What happened
Shares of Veeva Systems (VEEV -0.44%) were falling today as the health tech company got swept up in the broader market sell-off.
Though there was no company-specific news out on Veeva, rising treasury yields today and the specter of the Fed's interest rate increase tomorrow were enough to push the stock lower.
Shares closed the day down 2.6%, while the S&P 500 lost 1.1%.
So what
The Federal Open Market Committee, which determines the federal funds rate, began its two-day meeting today and is expected to announce a 75-basis-point rate hike tomorrow, which will bring the benchmark rate to 3%-3.25%.

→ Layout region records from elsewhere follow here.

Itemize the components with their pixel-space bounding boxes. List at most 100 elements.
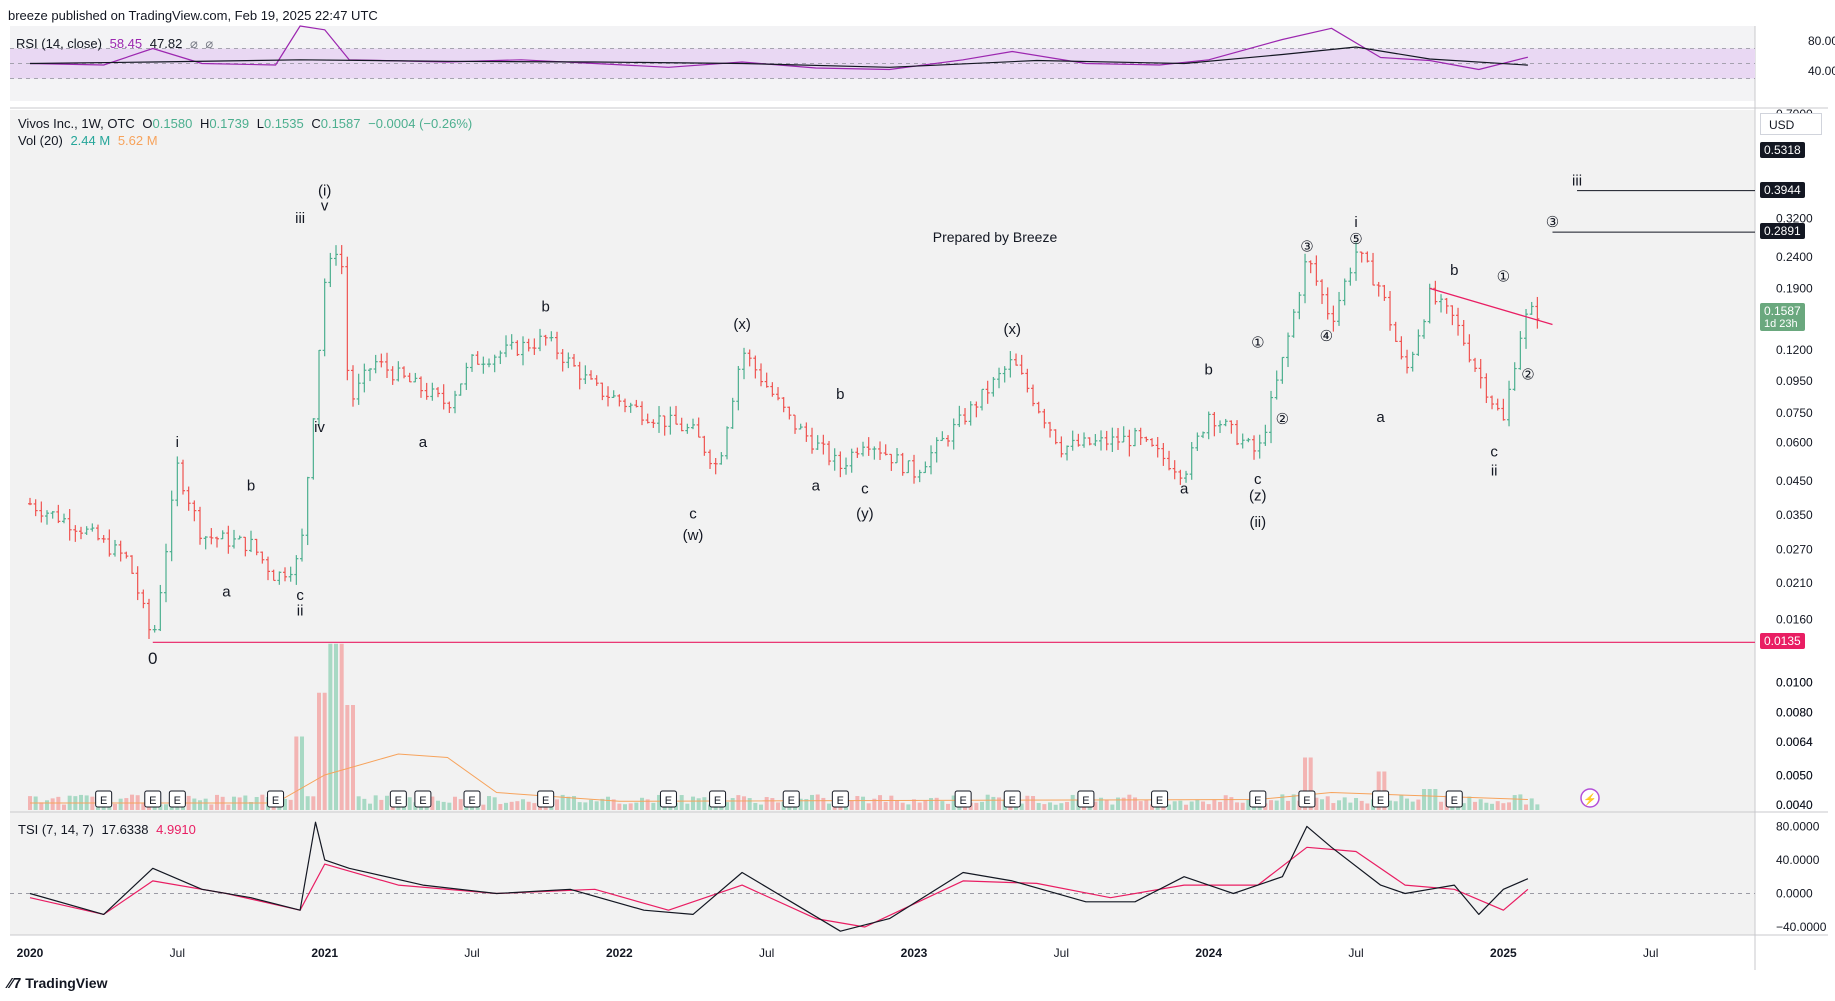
volume-bar bbox=[1025, 795, 1030, 810]
volume-bar bbox=[764, 797, 769, 810]
date-tick-label: 2020 bbox=[17, 946, 44, 960]
volume-bar bbox=[1223, 795, 1228, 810]
volume-bar bbox=[113, 803, 118, 810]
volume-bar bbox=[118, 798, 123, 810]
volume-bar bbox=[1320, 799, 1325, 810]
volume-bar bbox=[1201, 801, 1206, 810]
volume-bar bbox=[192, 798, 197, 810]
volume-bar bbox=[441, 801, 446, 810]
volume-bar bbox=[560, 794, 565, 810]
volume-bar bbox=[628, 803, 633, 810]
volume-bar bbox=[555, 799, 560, 810]
earnings-marker-box bbox=[389, 790, 407, 808]
close-value: 0.1587 bbox=[320, 116, 361, 131]
volume-bar bbox=[866, 803, 871, 810]
bar-countdown: 1d 23h bbox=[1764, 318, 1798, 331]
volume-bar bbox=[509, 801, 514, 810]
volume-bar bbox=[305, 796, 310, 810]
volume-bar bbox=[1116, 797, 1121, 810]
earnings-marker-box bbox=[1003, 790, 1021, 808]
volume-bar bbox=[1291, 794, 1296, 810]
earnings-marker-label: E bbox=[1451, 795, 1458, 807]
volume-legend: Vol (20) 2.44 M 5.62 M bbox=[18, 133, 162, 148]
volume-bar bbox=[929, 798, 934, 810]
price-tick-label: 0.0750 bbox=[1776, 406, 1813, 420]
price-tick-label: 0.0040 bbox=[1776, 798, 1813, 812]
wave-label: b bbox=[247, 477, 255, 494]
low-label: L bbox=[256, 116, 264, 131]
earnings-marker-box bbox=[414, 790, 432, 808]
volume-bar bbox=[985, 794, 990, 810]
volume-bar bbox=[951, 795, 956, 810]
earnings-marker-label: E bbox=[468, 795, 475, 807]
volume-bar bbox=[1184, 804, 1189, 810]
volume-bar bbox=[345, 705, 350, 810]
volume-bar bbox=[1512, 795, 1517, 810]
volume-bar bbox=[974, 802, 979, 810]
wave-label: iv bbox=[314, 419, 325, 436]
price-tick-label: 0.0100 bbox=[1776, 675, 1813, 689]
earnings-marker-label: E bbox=[959, 795, 966, 807]
volume-bar bbox=[532, 803, 537, 810]
volume-bar bbox=[821, 797, 826, 810]
volume-bar bbox=[158, 804, 163, 810]
volume-bar bbox=[1104, 800, 1109, 810]
tsi-value: 17.6338 bbox=[101, 822, 149, 837]
volume-bar bbox=[946, 803, 951, 810]
volume-bar bbox=[1422, 789, 1427, 810]
earnings-marker-label: E bbox=[272, 795, 279, 807]
volume-bar bbox=[317, 692, 322, 810]
volume-bar bbox=[1150, 804, 1155, 810]
wave-label: v bbox=[321, 197, 329, 214]
currency-selector[interactable]: USD bbox=[1760, 113, 1822, 135]
date-tick-label: 2022 bbox=[606, 946, 633, 960]
earnings-marker-box bbox=[1298, 790, 1316, 808]
volume-bar bbox=[1478, 799, 1483, 810]
earnings-marker-label: E bbox=[149, 795, 156, 807]
volume-bar bbox=[589, 799, 594, 810]
volume-bar bbox=[753, 802, 758, 810]
volume-bar bbox=[1133, 797, 1138, 810]
volume-bar bbox=[651, 802, 656, 810]
volume-bar bbox=[1269, 800, 1274, 810]
volume-bar bbox=[436, 800, 441, 810]
volume-bar bbox=[815, 794, 820, 810]
volume-bar bbox=[198, 800, 203, 810]
volume-bar bbox=[645, 799, 650, 810]
volume-bar bbox=[1501, 803, 1506, 810]
volume-bar bbox=[883, 801, 888, 810]
volume-bar bbox=[583, 802, 588, 810]
volume-bar bbox=[1524, 804, 1529, 810]
wave-label: a bbox=[1180, 481, 1189, 498]
volume-bar bbox=[226, 804, 231, 810]
volume-bar bbox=[130, 794, 135, 810]
tradingview-logo: ⁄⁄7 TradingView bbox=[8, 975, 107, 992]
volume-bar bbox=[39, 802, 44, 810]
wave-label: ii bbox=[297, 602, 304, 619]
tsi-legend: TSI (7, 14, 7) 17.6338 4.9910 bbox=[18, 822, 200, 837]
volume-bar bbox=[453, 796, 458, 810]
rsi-ma-value: 47.82 bbox=[149, 36, 183, 51]
volume-ma-value: 5.62 M bbox=[117, 133, 158, 148]
volume-bar bbox=[600, 798, 605, 810]
volume-bar bbox=[141, 802, 146, 810]
wave-label: b bbox=[1205, 361, 1213, 378]
close-label: C bbox=[311, 116, 321, 131]
earnings-marker-label: E bbox=[1377, 795, 1384, 807]
volume-bar bbox=[776, 802, 781, 810]
date-tick-label: 2025 bbox=[1490, 946, 1517, 960]
volume-bar bbox=[1490, 803, 1495, 810]
date-tick-label: Jul bbox=[1348, 946, 1363, 960]
wave-label: ② bbox=[1276, 411, 1289, 428]
volume-bar bbox=[1439, 801, 1444, 810]
earnings-marker-label: E bbox=[788, 795, 795, 807]
price-tick-label: 0.0950 bbox=[1776, 374, 1813, 388]
wave-label: a bbox=[222, 584, 231, 601]
volume-bar bbox=[696, 798, 701, 810]
volume-bar bbox=[1325, 796, 1330, 810]
price-tick-label: 0.0350 bbox=[1776, 508, 1813, 522]
wave-label: iii bbox=[1572, 172, 1582, 189]
volume-bar bbox=[736, 795, 741, 810]
earnings-marker-box bbox=[267, 790, 285, 808]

In today's sell-off, the market seems to be indicating it expects more doom and gloom from Federal Reserve Chair Jerome Powell at tomorrow's press conference as treasury yields rose and growth stocks like Veeva fell back. The benchmark 10-Year Treasury Yield finished up 2.3% to close at 3.57%, its highest mark since 2011. That's a sign that investors are steeling themselves for a sustained high-interest rate environment.
Growth stocks like Veeva, which provides cloud software for the life sciences industry, tend to be more sensitive to rising interest rates and the potential recession that they could cause.
Though Veeva is profitable, it trades at a high earnings multiple, and investors value earnings in the future less when interest rates rise since rising interest rates make the discount rate in valuations go up.
Now what
Veeva's most recent quarterly results were solid, in line with analyst expectations as revenue grew 17%. However, guidance for the third quarter was below expectations, and the company said it lowered its full-year guidance slightly due to a stronger dollar and macroeconomic headwinds, which are leading to lengthening sales cycles.
That's a sign the stock should continue to be sensitive to the macroeconomic climate, including tomorrow's rate decision.
The good news for Veeva investors is that healthcare is generally a recession-proof industry, and the stock is more reasonably priced than most of its software-as-a-service (SaaS) peers, trading at a P/E ratio of 40 based on this year's expected earnings.
At that valuation, a sustained sell-off looks like a good buying opportunity.